In the Wza mutant Q335C the label is attached to the bottom of a relatively large hydrophilic crevice in the molecular surface (Fig. 6, compare molecular surface to Fig. 5). In comparison to the Spa15 and T4L examples above, this shows that our current “snuggly fit” approach may only be valid for hydrophobic pockets and less reliable for hydrophilic environments. Intuitively this seems reasonable as vdW interactions will sum but polar interactions have important geometric considerations or can be repulsive. Improvement of the “snuggly fit” algorithm can come from two sources, further increase in experimental data, which defines pockets that the label can occupy, or a more sophisticated scoring function. A more sophisticated scoring algorithm would differentiate between repulsive and attractive forces and treat polar atoms differently. The challenge for future development is to balance an increasingly sophisticated treatment of label–protein interactions against simplicity and speed.

2.6 Interpreting MtsslWizard Results

The T4L and histone examples show that the mean distance calculated by mtsslWizard predicts the experimental values quite well and we found that in many cases the shape of the distance histogram derived from mtsslWizard is also a reasonable match to the PELDOR derived distance distribution (Supplementary Figure 1). Since mtsslWizard is based on the “tether-in-a-cone” approach [1, 14, 17, 18] the logical implication is that indeed in many cases the spin label does sample a range of conformations.
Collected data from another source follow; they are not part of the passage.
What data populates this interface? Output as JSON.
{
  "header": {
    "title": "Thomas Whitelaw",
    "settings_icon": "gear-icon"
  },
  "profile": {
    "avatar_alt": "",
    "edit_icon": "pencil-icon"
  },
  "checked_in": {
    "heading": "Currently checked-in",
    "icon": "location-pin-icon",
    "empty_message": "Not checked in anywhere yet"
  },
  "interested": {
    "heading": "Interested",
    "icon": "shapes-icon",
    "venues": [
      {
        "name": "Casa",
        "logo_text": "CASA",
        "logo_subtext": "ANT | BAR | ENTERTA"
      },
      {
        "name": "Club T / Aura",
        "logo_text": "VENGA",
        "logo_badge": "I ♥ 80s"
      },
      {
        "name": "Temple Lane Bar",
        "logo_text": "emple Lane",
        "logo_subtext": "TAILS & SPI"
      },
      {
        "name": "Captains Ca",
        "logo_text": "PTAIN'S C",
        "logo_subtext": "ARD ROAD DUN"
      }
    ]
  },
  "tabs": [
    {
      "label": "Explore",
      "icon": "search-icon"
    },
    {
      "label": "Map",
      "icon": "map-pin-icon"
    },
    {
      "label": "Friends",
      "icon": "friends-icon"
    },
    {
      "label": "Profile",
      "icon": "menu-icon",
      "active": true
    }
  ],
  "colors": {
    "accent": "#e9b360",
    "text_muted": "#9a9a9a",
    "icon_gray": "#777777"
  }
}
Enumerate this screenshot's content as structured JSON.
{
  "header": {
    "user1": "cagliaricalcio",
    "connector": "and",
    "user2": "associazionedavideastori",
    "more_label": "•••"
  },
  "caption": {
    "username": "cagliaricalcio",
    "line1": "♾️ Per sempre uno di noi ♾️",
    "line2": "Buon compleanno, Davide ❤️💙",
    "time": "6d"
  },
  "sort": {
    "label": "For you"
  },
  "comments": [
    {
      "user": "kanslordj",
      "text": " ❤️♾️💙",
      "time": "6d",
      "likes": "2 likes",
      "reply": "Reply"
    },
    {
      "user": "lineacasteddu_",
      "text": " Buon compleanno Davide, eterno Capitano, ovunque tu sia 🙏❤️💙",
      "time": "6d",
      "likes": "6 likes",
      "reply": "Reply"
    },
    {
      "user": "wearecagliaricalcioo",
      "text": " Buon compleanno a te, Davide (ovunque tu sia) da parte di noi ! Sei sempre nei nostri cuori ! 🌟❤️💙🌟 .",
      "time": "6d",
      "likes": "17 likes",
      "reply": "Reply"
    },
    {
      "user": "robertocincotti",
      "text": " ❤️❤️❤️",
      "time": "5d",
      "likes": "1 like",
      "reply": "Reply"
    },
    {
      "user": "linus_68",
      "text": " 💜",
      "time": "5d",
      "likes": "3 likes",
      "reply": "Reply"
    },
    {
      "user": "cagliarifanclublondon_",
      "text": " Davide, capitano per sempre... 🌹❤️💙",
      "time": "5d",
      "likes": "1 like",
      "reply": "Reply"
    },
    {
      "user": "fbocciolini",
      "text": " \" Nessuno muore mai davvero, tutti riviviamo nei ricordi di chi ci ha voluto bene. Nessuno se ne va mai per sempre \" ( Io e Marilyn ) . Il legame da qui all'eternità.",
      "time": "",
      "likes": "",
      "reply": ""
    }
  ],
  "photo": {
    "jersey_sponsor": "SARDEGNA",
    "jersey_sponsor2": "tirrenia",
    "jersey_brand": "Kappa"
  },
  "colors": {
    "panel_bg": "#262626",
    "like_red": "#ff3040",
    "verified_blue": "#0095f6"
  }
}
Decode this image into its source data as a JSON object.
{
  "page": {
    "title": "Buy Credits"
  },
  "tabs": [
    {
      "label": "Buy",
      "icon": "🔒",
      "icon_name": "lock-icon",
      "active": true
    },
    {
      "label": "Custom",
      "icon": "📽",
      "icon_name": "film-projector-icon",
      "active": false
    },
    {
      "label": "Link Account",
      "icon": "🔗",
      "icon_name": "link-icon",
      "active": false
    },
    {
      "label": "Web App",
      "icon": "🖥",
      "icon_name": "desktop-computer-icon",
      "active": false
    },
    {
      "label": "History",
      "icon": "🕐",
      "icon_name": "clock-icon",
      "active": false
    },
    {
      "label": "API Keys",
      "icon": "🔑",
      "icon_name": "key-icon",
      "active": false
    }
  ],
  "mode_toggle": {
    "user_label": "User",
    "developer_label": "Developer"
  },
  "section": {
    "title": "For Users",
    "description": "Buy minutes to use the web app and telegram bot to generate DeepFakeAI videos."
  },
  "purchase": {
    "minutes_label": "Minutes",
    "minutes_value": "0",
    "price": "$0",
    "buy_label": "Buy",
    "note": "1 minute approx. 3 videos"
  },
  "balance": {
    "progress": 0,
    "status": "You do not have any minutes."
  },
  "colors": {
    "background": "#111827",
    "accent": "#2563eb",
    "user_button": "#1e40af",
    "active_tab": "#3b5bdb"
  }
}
Wherever the spin label is not disordered but adopts a fixed or restricted set of conformations due to interaction with the protein, only a fraction of the possible conformations that mtsslWizard finds will match the observed data. Additional parameters such as the surface complementarity score (“snuggly fit”) have been introduced to improve the predictions (example 3: Spa15). We also found that it is often helpful to interpret mtsslWizard results in the light of room temperature CW spectra because the latter contain experimental information about the flexibility of the spin label and would thus hint to whether a label is indeed trapped in a pocket or pointing into the solvent.

3 Conclusion

MtsslWizard is a simple to use and freely available program that allows users to generate plausible for MTSSL labels attached to a protein, to measure distances between labels and indeed to vary parameters to allow superficially implausible models. We have argued above that there are sound reasons (e.g. errors or uncertainties in experimental structures) not to assume each side chain of an amino acid is positioned correctly (especially on the protein surface).

As we would predict our approach produces similar results to MMM in most cases, any benefit in such cases would derive only from it being a PyMOL plugin, rather than MATLAB. Importantly, the integration of the program into a freely available, sophisticated and powerful molecular graphics program like PyMOL makes it easy for users to critically evaluate mtsslWizard results. We believe the advantage of our program occurs when PELDOR data does not match the simple model. Incorrectly interpreting disagreement between PELDOR data and a distance model in functional terms must be avoided. Determining crystal structures to resolve such anomalies is definitive but may not be possible in each case. Our approach allows the scientist to explore whether the measured distances are plausible from a range of models. As we show the program does a very good job for a number of test cases where there are unusual positions of the spin label, we stress the program is intended to provide a basis for further analysis and experimentation. By eliminating alternative explanations for discrepancy between model and data, scientists will be able to confidently identify conformational changes.

The source code of mtsslWizard is freely available at htp://www.pymolwiki.org/index.php/mtsslWizard.